When Seattle does it right, it really does it right. While those of us who call the Northwest home have always known it, its days like this past weekend that fuel our fires and make all those other “Seattle” days worth it. It takes a certain type of person to be a Seattleite; it takes an even crazier type of person to be a NW sailor. Thank god for that!

This past Saturday a more picture perfect scene couldn’t have been staged. The storm front had finally gone on its way, leaving dramatic skies and gracing us with enough sun to earn rosy cheeks. Lake Union was oddly quite as the festivities of Opening Day and the 26th Annual Windermere Cup (silly people in long boats push these awkwardly long sticks to move) took over the Montlake Cut and Lake Washington. The Space Needle, painted “Galaxy Gold” (really, it’s orange) for the 50th anniversary of the World’s Fair, dominated the background, lest you forget what city you were in. On the water, dictated by persnickety winds, were 14 Flying Juniors and 14 Vanguard 15s manned by NW high school sailors. This weekend’s regatta set the sailors racing for their chance to compete at the ISSA High School Championship, the Mallory Trophy, to be held at the same venue on Lake Union next weekend, May 12-13th.
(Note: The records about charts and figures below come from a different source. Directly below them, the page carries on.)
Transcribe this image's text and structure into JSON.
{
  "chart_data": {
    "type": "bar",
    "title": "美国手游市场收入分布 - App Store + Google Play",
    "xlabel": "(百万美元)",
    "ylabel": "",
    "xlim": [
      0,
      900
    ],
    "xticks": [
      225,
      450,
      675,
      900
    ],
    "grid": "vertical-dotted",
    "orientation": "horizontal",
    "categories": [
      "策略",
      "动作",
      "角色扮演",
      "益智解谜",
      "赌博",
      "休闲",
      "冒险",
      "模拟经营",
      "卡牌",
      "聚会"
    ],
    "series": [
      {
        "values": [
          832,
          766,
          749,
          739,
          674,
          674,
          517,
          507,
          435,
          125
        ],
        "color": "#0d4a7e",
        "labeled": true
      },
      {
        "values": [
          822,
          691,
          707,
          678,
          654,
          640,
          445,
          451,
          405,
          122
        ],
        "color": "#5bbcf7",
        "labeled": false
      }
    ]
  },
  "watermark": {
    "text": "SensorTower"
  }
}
In the middle of it all on the bow of the RC’s whaler was PRO Brendan Fahey thoughtfully speaking into a VHF. Fahey is a prime example of a NW sailing veteran. He competed for North Kitsap High School, the University of Washington, and has logged many hours in the NW’s various sailing venues from the Sound to the lakes to the Gorge.

The conditions couldn’t have made Fahey work harder for that accomplishment. With a great team of on-the-water volunteers, all of which competed either at the high school or collegiate level in the NW, the RC managed a fair course with breeze that oscillated from Southwest to west and back again. The greatly anticipated Northerly, a favorite on the lake, didn’t show itself until Sunday and even then it flirted with the westerly. In addition to the shifts, the breeze on Saturday came and went, sometimes only managing to be an elongated puff. The crew on shore was equally critical, including parents and coaches who solidly came together as a community to support the high school sailors.
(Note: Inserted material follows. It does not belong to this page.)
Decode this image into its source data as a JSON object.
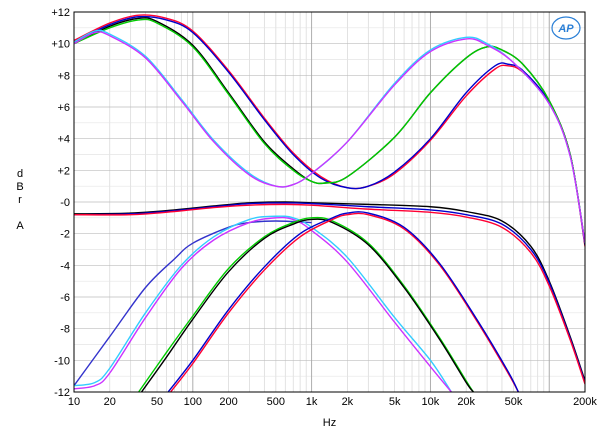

Not to be forgotten, the competitors were indeed the key ingredient. Racing ran from approximately 11:00 AM to 7:00 PM on Saturday and again on Sunday until just before 3:00 PM. With A division sailing V-15s and B division sailing FJs and both fleets on the water, it was a long weekend for the sailors but their focus and enthusiasm never waivered. Congratulations to North Kitsap High School for qualifying for the Mallory Trophy! Racing was exceptionally close and Saturday’s results can be found here.
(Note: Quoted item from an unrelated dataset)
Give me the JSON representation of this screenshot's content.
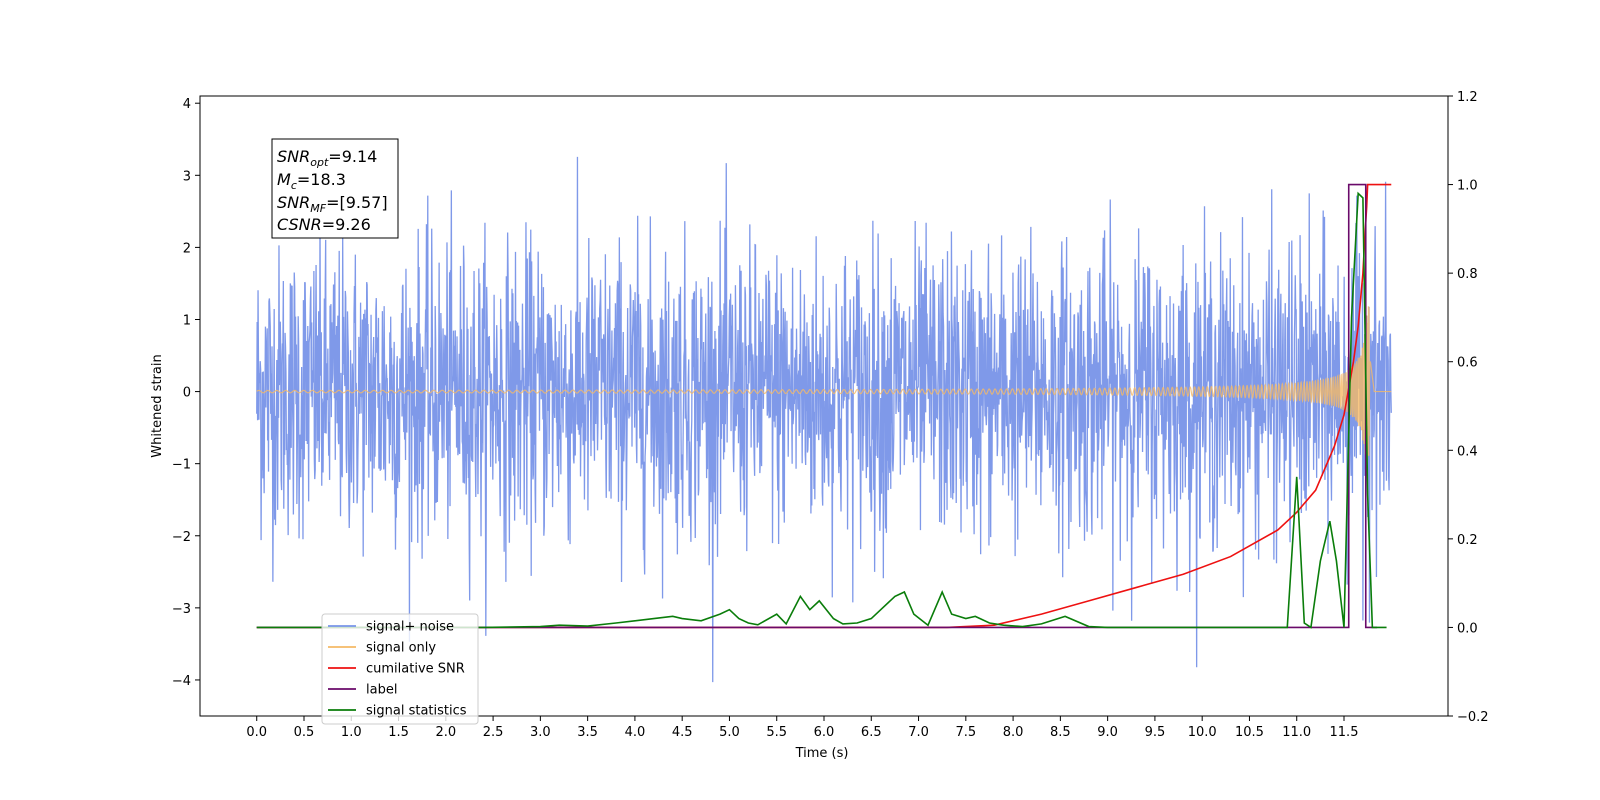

It is always encouraging to see positive attitudes both on and off the water. This weekend, it was inspiring to watch the NWISA teams sail with integrity, passion, and skill. As much as the sailors buoyed hopes for the future of NW sailing, the presence of many notable figures in the NW sailing community set a high standard for the commitment and investment alumni and supporters should continue to give youth sailing.

Role models include: Scott Boye, Alex Jones, Burke Thomas, Michelle Stitzer, Sugar Flanagan, Kyle Eaton, Scott and Mallory Wilson, and Steve Trunkey to name but a few. A huge thanks to the Center for Wooden Boats, Sail Sand Point, Sail Orcas, Bellingham Bay Yacht Club, and Seattle Yacht Club for their support as well.

Cinco de Mayo, the Kentucky Derby, the super moon, Opening Day, and NWISA Doublehanded District Championships: a damn good weekend! – Anarchist Karen.

Title inspiration from cranky Lou Reed.